I stand. My legs bring me to where Marcus is kneeling, and I have the attention of everyone in the clearing. My shirt is practically torn to shreds, barely hanging on by a few threads. There’s blood all over me. My face, hair, chest, stomach, arms, and hands are so buried underneath the blood that you can’t even see my skin. Blood has run down onto my legs and feet as well. I’m drenched in it. The only other times I’ve had this much liquid on my body is when I was showering or swimming.
I grab Marcus’s throat and pull him to his feet.
“I told you I would kill you. You didn’t listen.”
With that, I sink my claws into his chest, a look of shock and fear written across his face. My claws sink in like a knife slicing butter. I can feel his body trying to heal around it.
Is this how it felt when he killed Logan?

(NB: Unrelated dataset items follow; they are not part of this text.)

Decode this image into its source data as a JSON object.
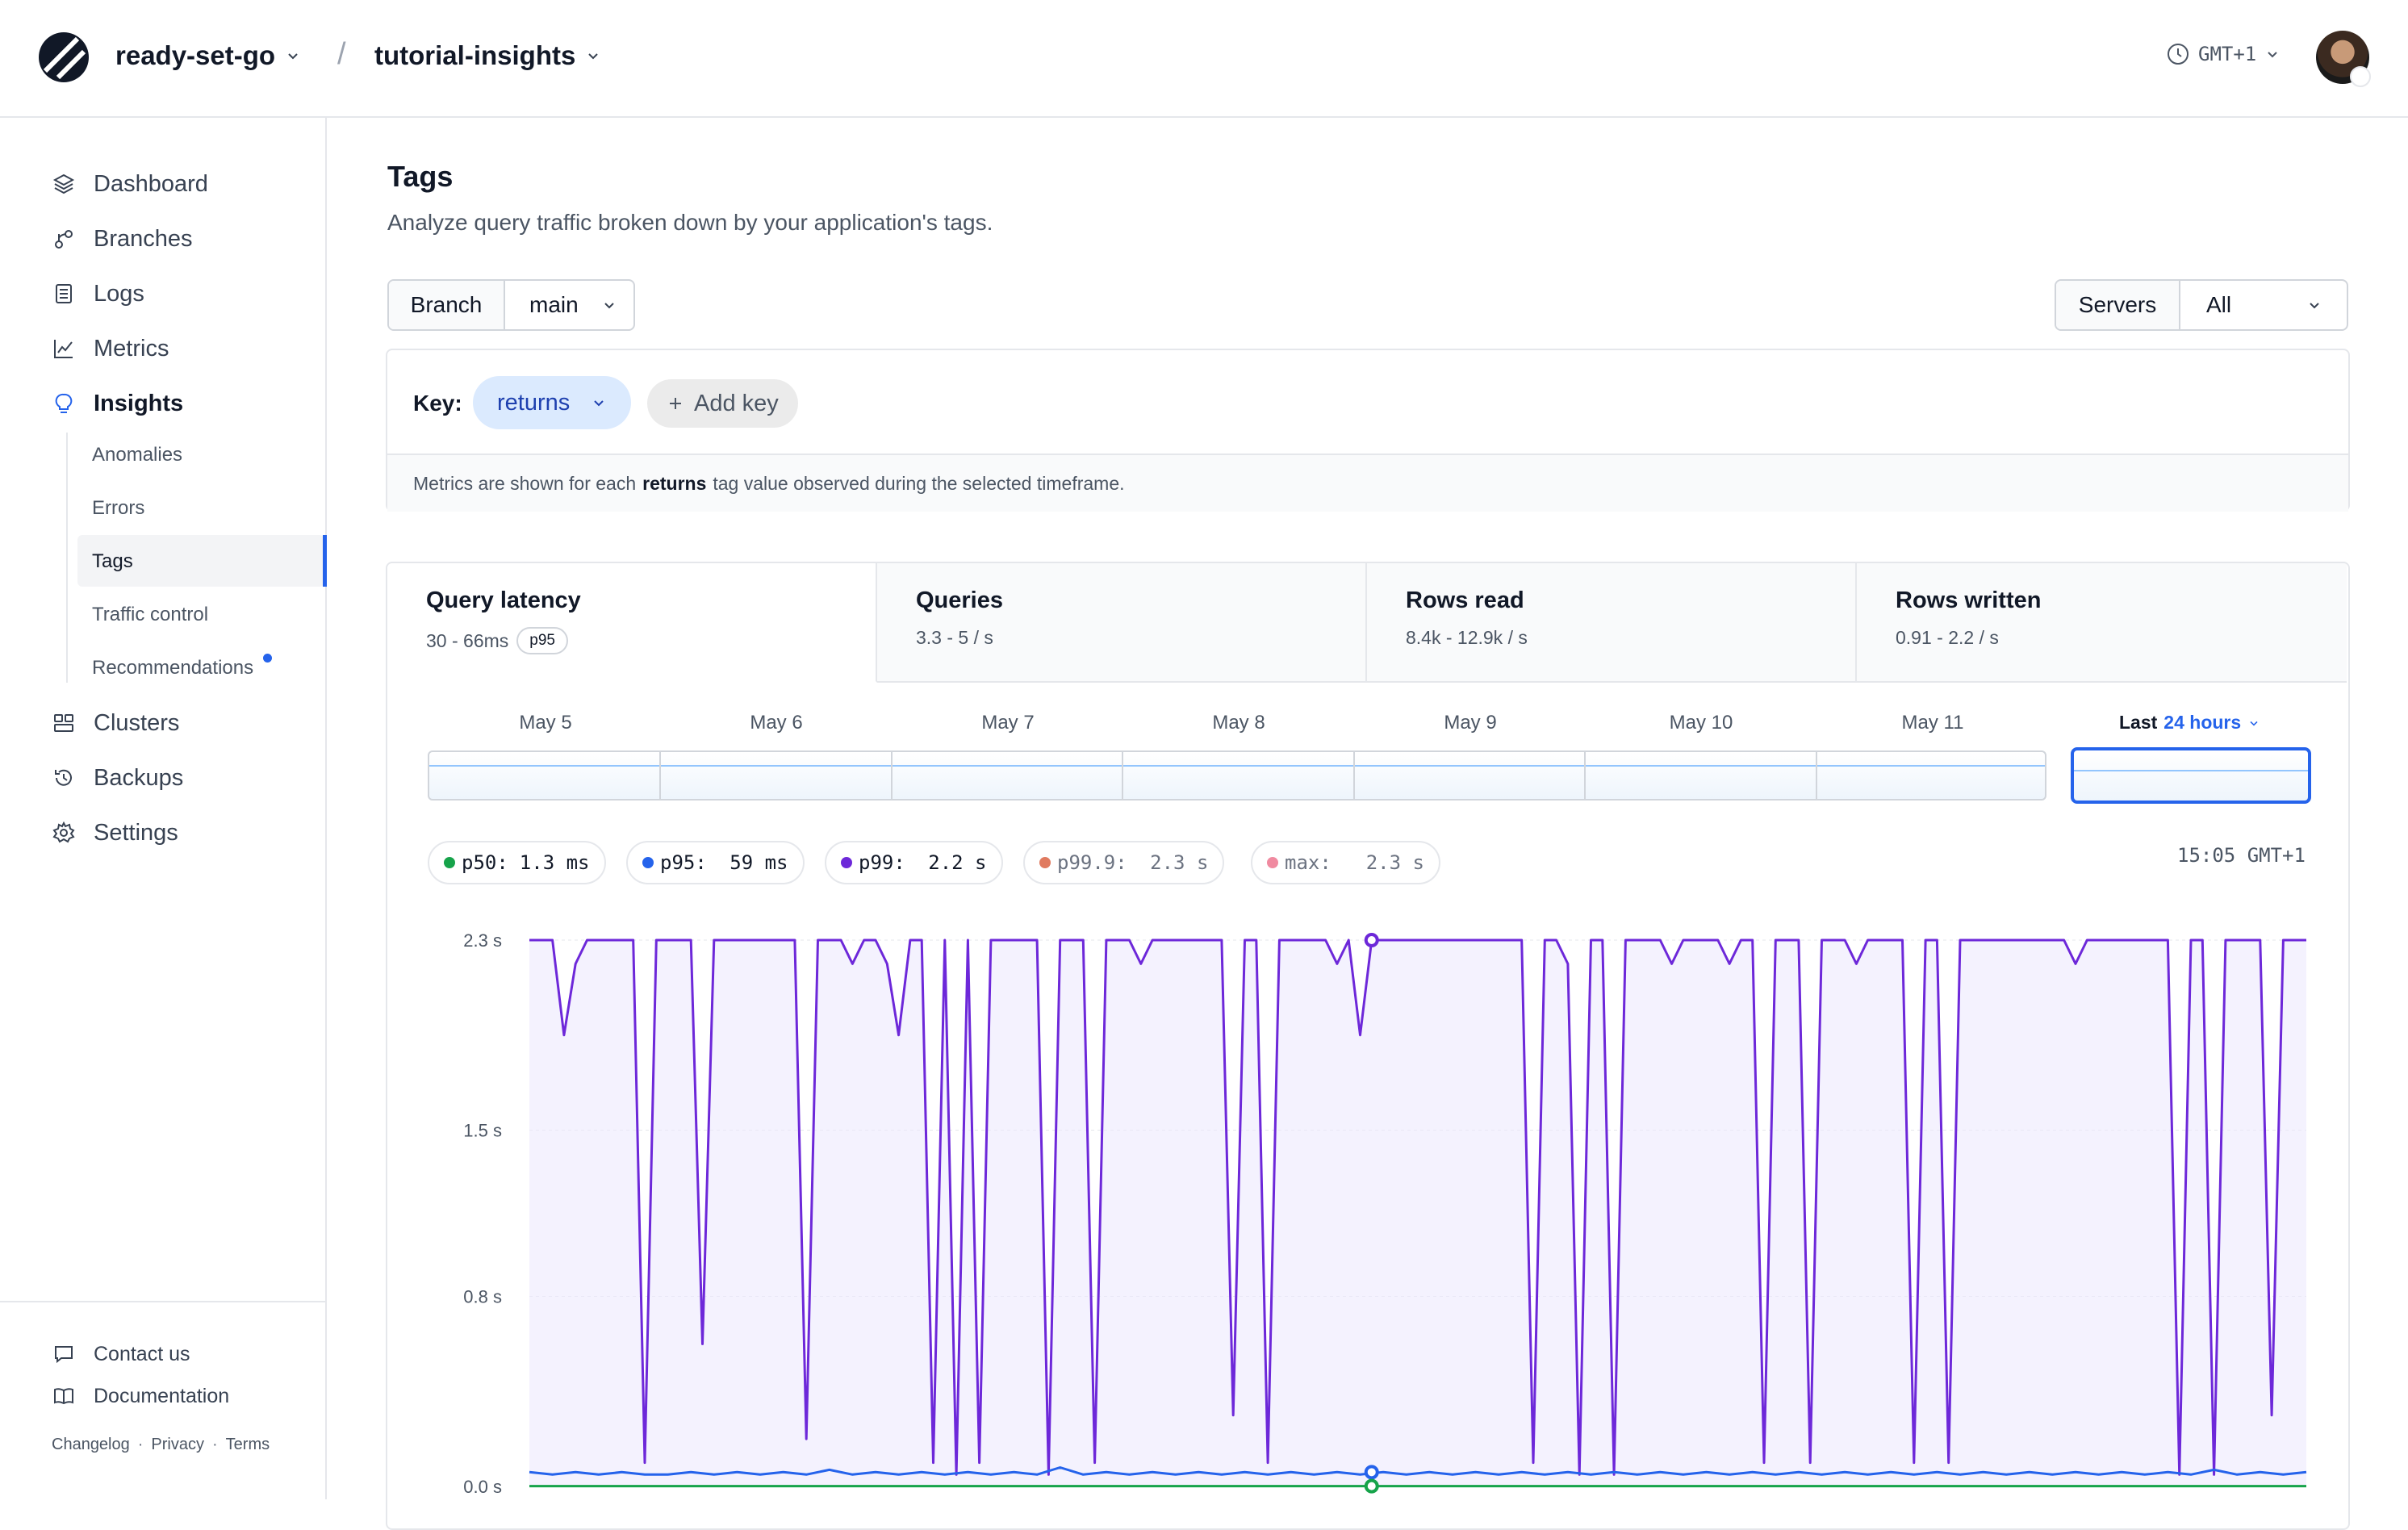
{
  "header": {
    "org": "ready-set-go",
    "database": "tutorial-insights",
    "separator": "/",
    "timezone": "GMT+1"
  },
  "sidebar": {
    "items": [
      {
        "label": "Dashboard",
        "icon": "layers-icon"
      },
      {
        "label": "Branches",
        "icon": "branch-icon"
      },
      {
        "label": "Logs",
        "icon": "logs-icon"
      },
      {
        "label": "Metrics",
        "icon": "metrics-icon"
      },
      {
        "label": "Insights",
        "icon": "bulb-icon",
        "active": true
      },
      {
        "label": "Clusters",
        "icon": "clusters-icon"
      },
      {
        "label": "Backups",
        "icon": "backups-icon"
      },
      {
        "label": "Settings",
        "icon": "gear-icon"
      }
    ],
    "sub_items": [
      "Anomalies",
      "Errors",
      "Tags",
      "Traffic control",
      "Recommendations"
    ],
    "active_sub": "Tags",
    "footer": {
      "contact": "Contact us",
      "docs": "Documentation",
      "links": [
        "Changelog",
        "Privacy",
        "Terms"
      ],
      "link_sep": "·"
    }
  },
  "page": {
    "title": "Tags",
    "subtitle": "Analyze query traffic broken down by your application's tags."
  },
  "filters": {
    "branch_label": "Branch",
    "branch_value": "main",
    "servers_label": "Servers",
    "servers_value": "All"
  },
  "key_panel": {
    "label": "Key:",
    "selected_key": "returns",
    "add_key": "Add key",
    "note_prefix": "Metrics are shown for each",
    "note_key": "returns",
    "note_suffix": "tag value observed during the selected timeframe."
  },
  "tabs": [
    {
      "title": "Query latency",
      "sub": "30 - 66ms",
      "badge": "p95"
    },
    {
      "title": "Queries",
      "sub": "3.3 - 5 / s"
    },
    {
      "title": "Rows read",
      "sub": "8.4k - 12.9k / s"
    },
    {
      "title": "Rows written",
      "sub": "0.91 - 2.2 / s"
    }
  ],
  "timeline": {
    "dates": [
      "May 5",
      "May 6",
      "May 7",
      "May 8",
      "May 9",
      "May 10",
      "May 11"
    ],
    "last_prefix": "Last",
    "last_range": "24 hours"
  },
  "legend": [
    {
      "label": "p50:",
      "value": "1.3 ms",
      "color": "#16a34a"
    },
    {
      "label": "p95:",
      "value": " 59 ms",
      "color": "#2563eb"
    },
    {
      "label": "p99:",
      "value": " 2.2 s",
      "color": "#6d28d9"
    },
    {
      "label": "p99.9:",
      "value": " 2.3 s",
      "color": "#e07a5f",
      "faded": true
    },
    {
      "label": "max:",
      "value": "  2.3 s",
      "color": "#f08aa0",
      "faded": true
    }
  ],
  "timestamp": "15:05 GMT+1",
  "colors": {
    "accent": "#2563eb",
    "p99_line": "#6d28d9",
    "p95_line": "#2563eb",
    "p50_line": "#16a34a",
    "area_fill": "#ede9fe"
  },
  "chart_data": {
    "type": "line",
    "y_ticks": [
      "2.3 s",
      "1.5 s",
      "0.8 s",
      "0.0 s"
    ],
    "ylim": [
      0,
      2.3
    ],
    "unit": "s",
    "series": [
      {
        "name": "p99",
        "values": [
          2.3,
          2.3,
          2.3,
          1.9,
          2.2,
          2.3,
          2.3,
          2.3,
          2.3,
          2.3,
          0.1,
          2.3,
          2.3,
          2.3,
          2.3,
          0.6,
          2.3,
          2.3,
          2.3,
          2.3,
          2.3,
          2.3,
          2.3,
          2.3,
          0.2,
          2.3,
          2.3,
          2.3,
          2.2,
          2.3,
          2.3,
          2.2,
          1.9,
          2.3,
          2.3,
          0.1,
          2.3,
          0.05,
          2.3,
          0.1,
          2.3,
          2.3,
          2.3,
          2.3,
          2.3,
          0.05,
          2.3,
          2.3,
          2.3,
          0.1,
          2.3,
          2.3,
          2.3,
          2.2,
          2.3,
          2.3,
          2.3,
          2.3,
          2.3,
          2.3,
          2.3,
          0.3,
          2.3,
          2.3,
          0.1,
          2.3,
          2.3,
          2.3,
          2.3,
          2.3,
          2.2,
          2.3,
          1.9,
          2.3,
          2.3,
          2.3,
          2.3,
          2.3,
          2.3,
          2.3,
          2.3,
          2.3,
          2.3,
          2.3,
          2.3,
          2.3,
          2.3,
          0.1,
          2.3,
          2.3,
          2.2,
          0.05,
          2.3,
          2.3,
          0.05,
          2.3,
          2.3,
          2.3,
          2.3,
          2.2,
          2.3,
          2.3,
          2.3,
          2.3,
          2.2,
          2.3,
          2.3,
          0.1,
          2.3,
          2.3,
          2.3,
          0.1,
          2.3,
          2.3,
          2.3,
          2.2,
          2.3,
          2.3,
          2.3,
          2.3,
          0.1,
          2.3,
          2.3,
          0.1,
          2.3,
          2.3,
          2.3,
          2.3,
          2.3,
          2.3,
          2.3,
          2.3,
          2.3,
          2.3,
          2.2,
          2.3,
          2.3,
          2.3,
          2.3,
          2.3,
          2.3,
          2.3,
          2.3,
          0.05,
          2.3,
          2.3,
          0.05,
          2.3,
          2.3,
          2.3,
          2.3,
          0.3,
          2.3,
          2.3,
          2.3
        ],
        "color": "#6d28d9"
      },
      {
        "name": "p95",
        "values": [
          0.06,
          0.05,
          0.06,
          0.05,
          0.06,
          0.05,
          0.05,
          0.06,
          0.05,
          0.06,
          0.05,
          0.06,
          0.05,
          0.07,
          0.05,
          0.06,
          0.05,
          0.06,
          0.05,
          0.06,
          0.05,
          0.06,
          0.05,
          0.08,
          0.05,
          0.06,
          0.05,
          0.06,
          0.05,
          0.06,
          0.05,
          0.06,
          0.05,
          0.06,
          0.05,
          0.06,
          0.05,
          0.06,
          0.05,
          0.06,
          0.05,
          0.06,
          0.05,
          0.06,
          0.05,
          0.06,
          0.05,
          0.06,
          0.05,
          0.06,
          0.05,
          0.06,
          0.05,
          0.06,
          0.05,
          0.06,
          0.05,
          0.06,
          0.05,
          0.06,
          0.05,
          0.06,
          0.05,
          0.06,
          0.05,
          0.06,
          0.05,
          0.06,
          0.05,
          0.06,
          0.05,
          0.06,
          0.05,
          0.07,
          0.05,
          0.06,
          0.05,
          0.06
        ],
        "color": "#2563eb"
      },
      {
        "name": "p50",
        "values": [
          0.0013,
          0.0013,
          0.0013,
          0.0013,
          0.0013,
          0.0013,
          0.0013,
          0.0013,
          0.0013,
          0.0013
        ],
        "color": "#16a34a"
      }
    ]
  }
}
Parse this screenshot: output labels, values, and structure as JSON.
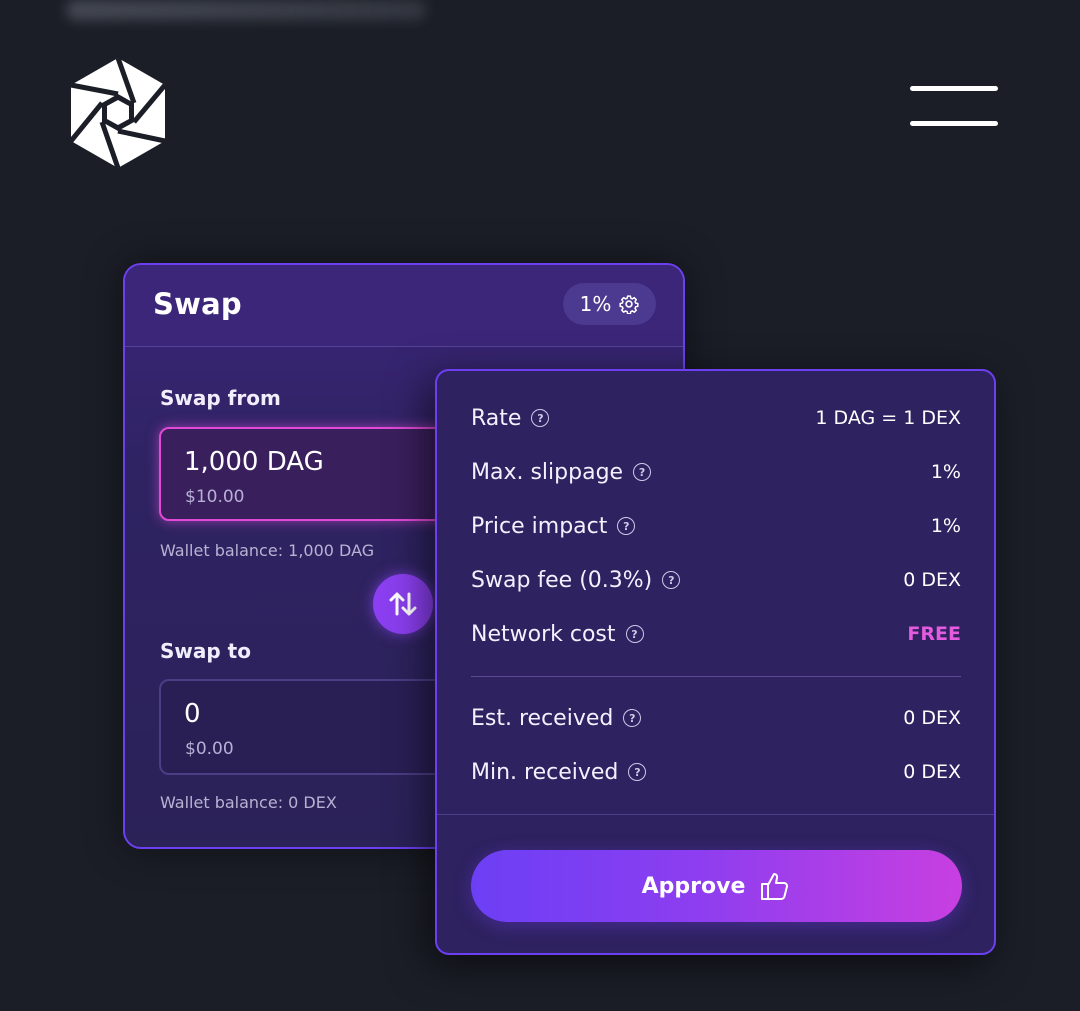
{
  "header": {
    "logo_icon": "hexagon-aperture-logo",
    "menu_icon": "hamburger-menu-icon"
  },
  "swap": {
    "title": "Swap",
    "slippage_pill": "1%",
    "settings_icon": "gear-icon",
    "from": {
      "label": "Swap from",
      "value": "1,000 DAG",
      "usd": "$10.00",
      "wallet_balance": "Wallet balance: 1,000 DAG"
    },
    "to": {
      "label": "Swap to",
      "value": "0",
      "usd": "$0.00",
      "wallet_balance": "Wallet balance: 0 DEX"
    },
    "switch_icon": "swap-arrows-icon"
  },
  "details": {
    "rows": [
      {
        "label": "Rate",
        "value": "1 DAG = 1 DEX"
      },
      {
        "label": "Max. slippage",
        "value": "1%"
      },
      {
        "label": "Price impact",
        "value": "1%"
      },
      {
        "label": "Swap fee (0.3%)",
        "value": "0 DEX"
      },
      {
        "label": "Network cost",
        "value": "FREE"
      }
    ],
    "summary": [
      {
        "label": "Est. received",
        "value": "0 DEX"
      },
      {
        "label": "Min. received",
        "value": "0 DEX"
      }
    ],
    "help_glyph": "?",
    "approve_label": "Approve",
    "approve_icon": "thumbs-up-icon"
  },
  "colors": {
    "background": "#1b1e27",
    "card": "#2e2260",
    "accent": "#8b3ff0",
    "free": "#e45be0"
  }
}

My hand searched out his heart, finds it, and I feel it beating rapidly into my hand. I pull back, bringing his heart with me. It beats once more, then stops completely. The light fades from Marcus’s eyes and I release his throat. His body hits the ground with a thud.
Heart still in hand, I turn and face the stares. Something about that felt so . . . good. I want to do it again. I want to rip every single one of these people to shreds, make them feel what I feel, make somebody pay. Somebody has to pay, and I have too much built-up fury to stop now.
I drop Marcus’s heart and roar at the top of my lungs. Somebody is going to pay.